Stuck Detection and Recovery
The Executor monitors the agent loop for unproductive patterns:
- Repeated identical tool calls
- Tool calls that consistently fail
- Excessive iterations without progress
When stuck behavior is detected, the Executor intervenes with recovery strategies to break the loop and guide the agent toward completion or graceful termination.
Event System
Every step in the execution loop emits SSE (Server-Sent Events) for full observability. Moxxy defines 60 event types.
EventEnvelope
Each event is wrapped in an EventEnvelope:
{
"event_id": "evt_abc123",
"timestamp": "2026-03-30T10:15:00Z",
"agent_id": "agt_xyz789",
"run_id": "run_def456",
"sequence": 42,
"type": "tool_call_start",
"data": { ... }
}Subscribing to Events
curl -N http://127.0.0.1:3000/v1/agents/researcher/events \
-H "Authorization: Bearer mox_your_token" \
-H "Accept: text/event-stream"Key Event Types
| Event | Description |
|---|---|
run_start | A new run has begun |
run_end | A run has completed |
llm_request | LLM call initiated |
llm_response | LLM response received |
tool_call_start | Primitive invocation starting |
tool_call_end | Primitive invocation complete |
tool_call_error | Primitive invocation failed |
token | Streaming text token |
agent_spawn | Sub-agent spawned |
stuck_detected | Stuck behavior detected |
recovery_action | Recovery strategy applied |
Events are persisted to the database by a background task for full audit logging.
Context Building
System Prompt
The system prompt is assembled from:
- Persona - The agent's configured personality and instructions
- Primitive catalog - All available primitives (after allowlist filtering) formatted as tool definitions
- Skill catalog - Approved skills with their instructions and allowed primitives
Memory Injection
Before each LLM call:
- STM - Current session context (recent messages and working state)

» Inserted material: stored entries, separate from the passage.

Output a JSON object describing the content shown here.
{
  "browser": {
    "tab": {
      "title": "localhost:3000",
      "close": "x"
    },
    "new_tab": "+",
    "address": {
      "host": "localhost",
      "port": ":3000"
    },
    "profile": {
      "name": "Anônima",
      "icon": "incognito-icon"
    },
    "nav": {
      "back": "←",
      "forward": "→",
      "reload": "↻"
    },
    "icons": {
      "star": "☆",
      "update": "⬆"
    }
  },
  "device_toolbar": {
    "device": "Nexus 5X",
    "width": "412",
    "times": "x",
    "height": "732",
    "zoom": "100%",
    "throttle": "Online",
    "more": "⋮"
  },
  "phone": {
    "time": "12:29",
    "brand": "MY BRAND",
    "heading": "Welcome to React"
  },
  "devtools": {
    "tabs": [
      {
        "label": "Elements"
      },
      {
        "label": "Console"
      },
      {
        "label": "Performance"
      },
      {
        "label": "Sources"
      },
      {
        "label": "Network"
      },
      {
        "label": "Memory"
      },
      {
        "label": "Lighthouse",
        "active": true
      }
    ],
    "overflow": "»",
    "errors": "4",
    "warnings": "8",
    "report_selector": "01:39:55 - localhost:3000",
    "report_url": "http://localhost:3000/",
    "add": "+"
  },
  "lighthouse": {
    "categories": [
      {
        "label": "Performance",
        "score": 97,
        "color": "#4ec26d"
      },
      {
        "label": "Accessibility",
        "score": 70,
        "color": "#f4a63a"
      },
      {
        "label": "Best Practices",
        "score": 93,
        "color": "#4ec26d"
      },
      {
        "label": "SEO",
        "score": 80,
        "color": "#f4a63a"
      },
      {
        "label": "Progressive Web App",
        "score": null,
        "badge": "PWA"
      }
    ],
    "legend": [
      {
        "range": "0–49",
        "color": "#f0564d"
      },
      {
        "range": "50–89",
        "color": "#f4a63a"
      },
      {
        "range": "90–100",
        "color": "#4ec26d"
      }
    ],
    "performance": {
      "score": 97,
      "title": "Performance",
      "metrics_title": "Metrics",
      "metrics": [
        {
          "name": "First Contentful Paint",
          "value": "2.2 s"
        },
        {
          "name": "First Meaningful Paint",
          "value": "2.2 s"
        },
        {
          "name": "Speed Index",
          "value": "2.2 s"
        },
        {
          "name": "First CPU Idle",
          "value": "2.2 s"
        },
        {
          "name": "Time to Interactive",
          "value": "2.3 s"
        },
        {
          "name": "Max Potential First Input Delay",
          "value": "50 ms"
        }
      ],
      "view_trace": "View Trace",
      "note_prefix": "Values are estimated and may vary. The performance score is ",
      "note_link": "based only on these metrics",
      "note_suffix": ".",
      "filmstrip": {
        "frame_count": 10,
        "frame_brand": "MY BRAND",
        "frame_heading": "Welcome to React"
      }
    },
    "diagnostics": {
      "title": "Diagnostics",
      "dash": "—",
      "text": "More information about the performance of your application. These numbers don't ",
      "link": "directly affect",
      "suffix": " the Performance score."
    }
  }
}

- LTM retrieval - Semantic search for memories relevant to the current prompt
- Journal context - Recent journal entries if applicable
Sub-Agent Spawning
When an agent invokes agent.spawn, the Executor:
- Creates a new agent with the specified configuration
- Sets the parent relationship and increments depth
- Checks depth and fan-out limits
- Starts a new Executor loop for the sub-agent
- Returns results to the parent agent when complete
Limits
- Depth limit - Maximum nesting depth for sub-agent chains
- Fan-out limit - Maximum concurrent sub-agents per parent
These limits prevent runaway agent hierarchies.
Error Handling
Primitive Errors
When a primitive fails, the error is returned to the LLM as a tool result with error information. The agent can then decide to:
- Try a different approach
- Ask the user for help
- Report the error
LLM Errors
If the LLM call fails (rate limit, network error, etc.):
- The error is logged and emitted as an event
- Retries are attempted with backoff
- If retries are exhausted, the run transitions to the
errorstatus
Secret Redaction
The vault system ensures that secrets are redacted from SSE events. Even if an agent reads a secret via vault.get, the secret value is scrubbed from events before they are emitted or persisted.
Configuration
Per-Agent Settings
Agent configuration is stored in config.yaml:
name: researcher
provider: anthropic
model: claude-sonnet-4-20250514
persona: |
You are a research assistant specialized in
finding and summarizing technical information.Provider Configuration
Provider API keys are stored in the vault or set via environment variables:
| Variable | Provider |
|---|---|
ANTHROPIC_API_KEY | Anthropic (Claude) |
OPENAI_API_KEY | OpenAI |
Ollama runs locally and does not require an API key.